The Formula: K × (Actual Score − Expected Score)
Every rating update starts with three values. Actual Score is your game result expressed as a number: 1.0 for a win, 0.5 for a draw, 0.0 for a loss. Expected Score is the probability-based prediction calculated from the rating difference between you and your opponent. K-Factor is the sensitivity multiplier assigned to your player profile (typically 40, 20, or 10).
The formula subtracts expected score from actual score to measure surprise, then multiplies by K to scale the reaction. If you score higher than expected, the result is positive and your rating rises. If you score lower than expected, the result is negative and your rating drops. The greater the surprise, the larger the swing. For a fuller explanation of the rule behind it, read Review edge cases and rounding.

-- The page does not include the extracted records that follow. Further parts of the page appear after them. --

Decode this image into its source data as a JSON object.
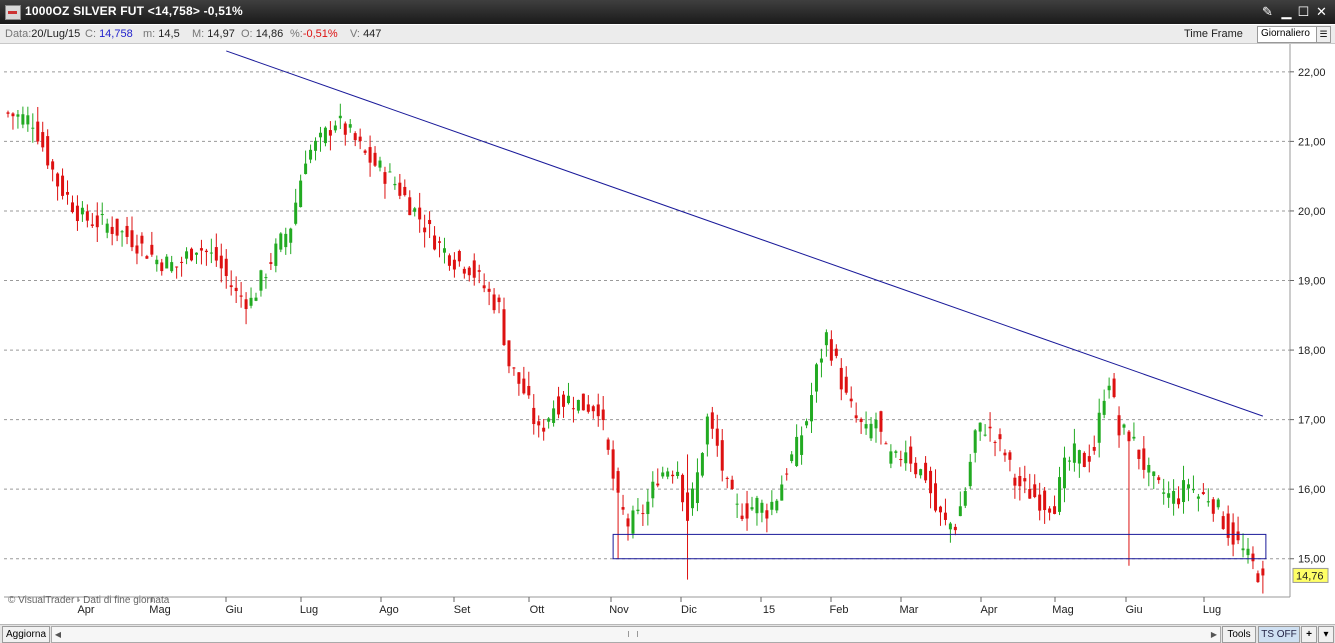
{
  "window": {
    "title": "1000OZ SILVER FUT <14,758> -0,51%",
    "buttons": [
      "tools-icon",
      "minimize-icon",
      "maximize-icon",
      "close-icon"
    ]
  },
  "infobar": {
    "data_label": "Data:",
    "data_value": "20/Lug/15",
    "close_label": "C:",
    "close_value": "14,758",
    "min_label": "m:",
    "min_value": "14,5",
    "max_label": "M:",
    "max_value": "14,97",
    "open_label": "O:",
    "open_value": "14,86",
    "pct_label": "%:",
    "pct_value": "-0,51%",
    "vol_label": "V:",
    "vol_value": "447",
    "timeframe_label": "Time Frame",
    "timeframe_value": "Giornaliero"
  },
  "watermark": "© VisualTrader - Dati di fine giornata",
  "bottombar": {
    "refresh_label": "Aggiorna",
    "tools_label": "Tools",
    "ts_label": "TS OFF",
    "plus_label": "+"
  },
  "colors": {
    "up": "#22aa22",
    "down": "#dd1111",
    "trendline": "#1a1a9a",
    "price_tag": "#ffff66",
    "grid": "#9a9a9a"
  },
  "chart_data": {
    "type": "candlestick",
    "y_axis": {
      "ticks": [
        "22,00",
        "21,00",
        "20,00",
        "19,00",
        "18,00",
        "17,00",
        "16,00",
        "15,00"
      ],
      "ylim": [
        14.45,
        22.4
      ],
      "side": "right"
    },
    "x_axis": {
      "ticks": [
        "Apr",
        "Mag",
        "Giu",
        "Lug",
        "Ago",
        "Set",
        "Ott",
        "Nov",
        "Dic",
        "15",
        "Feb",
        "Mar",
        "Apr",
        "Mag",
        "Giu",
        "Lug"
      ]
    },
    "last_price_label": "14,76",
    "last_price": 14.76,
    "price_path": [
      [
        0,
        21.4
      ],
      [
        5,
        21.3
      ],
      [
        10,
        20.4
      ],
      [
        15,
        19.9
      ],
      [
        20,
        19.8
      ],
      [
        25,
        19.6
      ],
      [
        30,
        19.3
      ],
      [
        34,
        19.2
      ],
      [
        38,
        19.5
      ],
      [
        42,
        19.3
      ],
      [
        46,
        18.8
      ],
      [
        49,
        18.7
      ],
      [
        53,
        19.3
      ],
      [
        57,
        19.8
      ],
      [
        60,
        20.8
      ],
      [
        63,
        21.0
      ],
      [
        66,
        21.3
      ],
      [
        69,
        21.1
      ],
      [
        72,
        20.8
      ],
      [
        75,
        20.6
      ],
      [
        78,
        20.4
      ],
      [
        81,
        20.1
      ],
      [
        84,
        19.8
      ],
      [
        87,
        19.5
      ],
      [
        90,
        19.3
      ],
      [
        93,
        19.2
      ],
      [
        96,
        18.9
      ],
      [
        99,
        18.6
      ],
      [
        101,
        17.8
      ],
      [
        104,
        17.4
      ],
      [
        107,
        16.8
      ],
      [
        110,
        17.2
      ],
      [
        113,
        17.3
      ],
      [
        116,
        17.2
      ],
      [
        119,
        17.2
      ],
      [
        121,
        16.5
      ],
      [
        123,
        15.8
      ],
      [
        125,
        15.5
      ],
      [
        127,
        15.6
      ],
      [
        129,
        15.8
      ],
      [
        131,
        16.2
      ],
      [
        133,
        16.3
      ],
      [
        135,
        16.3
      ],
      [
        137,
        15.6
      ],
      [
        139,
        16.2
      ],
      [
        141,
        17.0
      ],
      [
        143,
        16.6
      ],
      [
        145,
        16.0
      ],
      [
        147,
        15.7
      ],
      [
        149,
        15.7
      ],
      [
        151,
        15.8
      ],
      [
        153,
        15.7
      ],
      [
        155,
        15.9
      ],
      [
        157,
        16.3
      ],
      [
        159,
        16.6
      ],
      [
        161,
        17.0
      ],
      [
        163,
        17.7
      ],
      [
        165,
        18.2
      ],
      [
        167,
        17.8
      ],
      [
        169,
        17.3
      ],
      [
        171,
        17.0
      ],
      [
        173,
        16.8
      ],
      [
        175,
        17.0
      ],
      [
        177,
        16.5
      ],
      [
        179,
        16.4
      ],
      [
        181,
        16.6
      ],
      [
        183,
        16.3
      ],
      [
        185,
        16.2
      ],
      [
        187,
        15.7
      ],
      [
        189,
        15.5
      ],
      [
        191,
        15.5
      ],
      [
        193,
        16.0
      ],
      [
        195,
        16.8
      ],
      [
        197,
        16.9
      ],
      [
        199,
        16.7
      ],
      [
        201,
        16.5
      ],
      [
        203,
        16.1
      ],
      [
        205,
        16.0
      ],
      [
        207,
        15.9
      ],
      [
        209,
        15.8
      ],
      [
        211,
        15.8
      ],
      [
        213,
        16.3
      ],
      [
        215,
        16.5
      ],
      [
        217,
        16.4
      ],
      [
        219,
        16.6
      ],
      [
        221,
        17.4
      ],
      [
        222,
        17.6
      ],
      [
        224,
        16.8
      ],
      [
        226,
        16.8
      ],
      [
        228,
        16.5
      ],
      [
        230,
        16.2
      ],
      [
        232,
        16.0
      ],
      [
        234,
        15.9
      ],
      [
        236,
        15.9
      ],
      [
        238,
        16.1
      ],
      [
        240,
        15.9
      ],
      [
        242,
        15.9
      ],
      [
        244,
        15.7
      ],
      [
        246,
        15.4
      ],
      [
        248,
        15.2
      ],
      [
        250,
        15.0
      ],
      [
        252,
        14.8
      ],
      [
        253,
        14.76
      ]
    ],
    "shocks": [
      [
        137,
        14.7,
        16.5
      ],
      [
        123,
        15.0,
        15.5
      ],
      [
        226,
        14.9,
        15.4
      ]
    ],
    "trendline": {
      "from": [
        44,
        22.3
      ],
      "to": [
        253,
        17.05
      ]
    },
    "support_box": {
      "from_idx": 122,
      "to_idx": 253,
      "top": 15.35,
      "bottom": 15.0
    }
  }
}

Worked Example: Why a Draw Can Gain or Lose Points
Suppose you are rated 1600 and draw against a 1900-rated opponent. Your expected score is approximately 0.15, meaning the system barely expected you to score at all. Your actual score of 0.50 exceeds expectation by 0.35. With K=20, your rating change is 20 × 0.35 = +7 points. The draw gained you rating because the system considered it an overperformance.
Now reverse the scenario: you are rated 1900 and draw against a 1600-rated opponent. Your expected score is approximately 0.85. Your actual 0.50 falls short by 0.35, producing a change of 20 × (−0.35) = −7 points. Same draw, same rating gap, but you lose 7 points because the system expected you to win.
Why Two Wins Can Be Worth Different Amounts
A win against a much weaker opponent where your expected score was 0.95 produces a tiny surplus of only 0.05. With K=20, that is just +1 point. A win against a much stronger opponent where your expected score was 0.10 produces a surplus of 0.90, yielding +18 points from the same K-factor.
This is the core insight of Elo: the formula rewards the information content of the result, not the result label. Beating someone you were supposed to beat teaches the system almost nothing. Beating someone you were supposed to lose to is dramatically informative.
Common Mistakes When Interpreting Rating Changes
- Assuming a draw is always neutral — it depends entirely on whether you were the favorite or the underdog.
- Using the wrong K-factor value and concluding the calculator is broken when the real issue is your rules profile.
- Ignoring opponent strength and wondering why two wins produced vastly different point gains.
- Forgetting that official federations may apply rounding, caps, floors, or thresholds on top of the base formula.